Aramitsu Kitazono

Personal information
- Nationality: Japanese
- Born: 17 February 1991 (age 35) Kobe, Japan
- Occupation: Judoka

Sport
- Sport: Para judo
- Disability: Visually impaired
- Event: 81kg

Medal record
Men's paralympic judo
Representing Japan
Asian Para Games
| Silver medal – second place | 2014 Incheon | 90kg |
| Bronze medal – third place | 2018 Jakarta | 81kg |

= Aramitsu Kitazono =

Japanese judoka (born 1991)

Aramitsu Kitazono (born 17 February 1991) is a Japanese visually impaired Paralympic judoka. He made his first Paralympic appearance during the 2012 Summer Paralympics. He was set to represent Japan at the 2020 Summer Paralympics in the judoka competition but had to withdraw from the event after being hit by a self driving bus.

== Career ==
He represented Japan at the 2012 Summer Paralympics which was his first Paralympic appearance and competed in men's 100kg event. He also represented Japan at the 2016 Summer Paralympics and took part in the men's 73kg event. He claimed a bronze medal in the men's 81kg event at the 2018 Asian Para Games which was held in Jakarta.

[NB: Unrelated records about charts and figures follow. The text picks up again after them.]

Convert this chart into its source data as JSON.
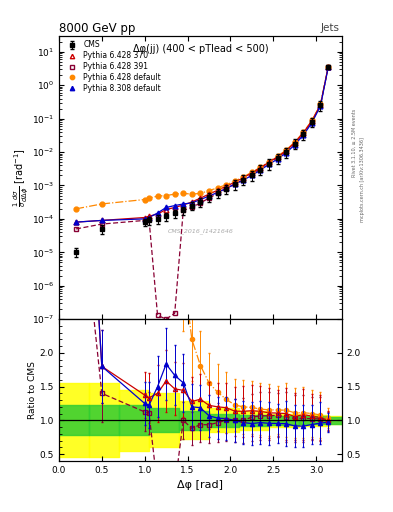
{
  "title": "8000 GeV pp",
  "subtitle": "Δφ(jj) (400 < pTlead < 500)",
  "xlabel": "Δφ [rad]",
  "ylabel_main": "$\\frac{1}{\\sigma}\\frac{d\\sigma}{d\\Delta\\phi}$ [rad$^{-1}$]",
  "ylabel_ratio": "Ratio to CMS",
  "tag_right": "Jets",
  "side_text1": "Rivet 3.1.10, ≥ 2.5M events",
  "side_text2": "mcplots.cern.ch [arXiv:1306.3436]",
  "watermark": "CMS_2016_I1421646",
  "dphi": [
    0.2,
    0.5,
    1.0,
    1.05,
    1.15,
    1.25,
    1.35,
    1.45,
    1.55,
    1.65,
    1.75,
    1.85,
    1.95,
    2.05,
    2.15,
    2.25,
    2.35,
    2.45,
    2.55,
    2.65,
    2.75,
    2.85,
    2.95,
    3.05,
    3.14
  ],
  "cms_y": [
    1e-05,
    5e-05,
    8e-05,
    9e-05,
    0.0001,
    0.00012,
    0.00015,
    0.00018,
    0.00025,
    0.00032,
    0.00045,
    0.0006,
    0.0008,
    0.0011,
    0.0015,
    0.0021,
    0.003,
    0.0045,
    0.0065,
    0.01,
    0.018,
    0.035,
    0.08,
    0.25,
    3.5
  ],
  "cms_ye": [
    3e-06,
    1.5e-05,
    2e-05,
    2.5e-05,
    3e-05,
    3.5e-05,
    4e-05,
    5e-05,
    7e-05,
    9e-05,
    0.00013,
    0.00018,
    0.00025,
    0.00035,
    0.0005,
    0.0007,
    0.001,
    0.0015,
    0.002,
    0.0035,
    0.006,
    0.012,
    0.025,
    0.08,
    0.5
  ],
  "py6_370_y": [
    8e-05,
    9e-05,
    0.00011,
    0.00012,
    0.00014,
    0.00019,
    0.00022,
    0.00026,
    0.00032,
    0.00042,
    0.00055,
    0.00072,
    0.00095,
    0.00125,
    0.0017,
    0.0024,
    0.0034,
    0.005,
    0.0072,
    0.011,
    0.019,
    0.038,
    0.085,
    0.26,
    3.5
  ],
  "py6_391_y": [
    5e-05,
    7e-05,
    9e-05,
    0.0001,
    1.3e-07,
    1e-07,
    1.5e-07,
    0.00018,
    0.00022,
    0.0003,
    0.00042,
    0.00058,
    0.0008,
    0.0011,
    0.0015,
    0.0022,
    0.0032,
    0.0048,
    0.007,
    0.0105,
    0.0185,
    0.036,
    0.082,
    0.255,
    3.45
  ],
  "py6_def_y": [
    0.0002,
    0.00028,
    0.00038,
    0.00042,
    0.00048,
    0.0005,
    0.00055,
    0.00058,
    0.00055,
    0.00058,
    0.0007,
    0.00085,
    0.00105,
    0.00135,
    0.0018,
    0.0025,
    0.0035,
    0.0052,
    0.0075,
    0.0115,
    0.02,
    0.039,
    0.088,
    0.27,
    3.6
  ],
  "py8_def_y": [
    8e-05,
    9e-05,
    0.0001,
    0.00011,
    0.00015,
    0.00022,
    0.00025,
    0.00028,
    0.0003,
    0.00038,
    0.00048,
    0.00062,
    0.00082,
    0.0011,
    0.00145,
    0.002,
    0.0029,
    0.0043,
    0.0062,
    0.0095,
    0.0165,
    0.032,
    0.075,
    0.24,
    3.4
  ],
  "colors": {
    "cms": "#000000",
    "py6_370": "#cc0000",
    "py6_391": "#880033",
    "py6_def": "#ff8800",
    "py8_def": "#0000cc"
  },
  "xlim": [
    0,
    3.3
  ],
  "ylim_main": [
    1e-07,
    30
  ],
  "ylim_ratio": [
    0.4,
    2.5
  ],
  "ratio_yticks": [
    0.5,
    1.0,
    1.5,
    2.0
  ]
}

=== 2020 Tokyo Paralympics ===
He was scheduled to compete in the round of 16 event of the men's 81kg category at the 2020 Summer Olympics on 28 August 2021 and it would have been his third Paralympic appearance for Japan. However, he was forced to withdraw at the last minute two days before his scheduled event after sustaining injuries to his head and legs during an accident which happened on 26 August 2021 at the Paralympics athletes village. It was revealed that Aramitsu was hit by a Toyota e-Palette driverless vehicle when he was walking on a pedestrian crossing and the vehicle was blamed for its technical fault.

According to reports, the driverless vehicle which caused the accident had been operated by Toyota and the accident prompted the company to temporarily suspend the e-Palette driverless vehicle service. According to the Tokyo Metropolitan Police Department, he needs to rest for at least two weeks in order to recover from the injuries. President of Toyota, Akio Toyoda, personally intervened into the matter and apologised to Aramitsu stating that there had been overconfidence in the technology of autonomous driving. His opponent Dmytro Solovey of Ukraine automatically qualified to the quarterfinals as a result of Aramitsu's late withdrawal.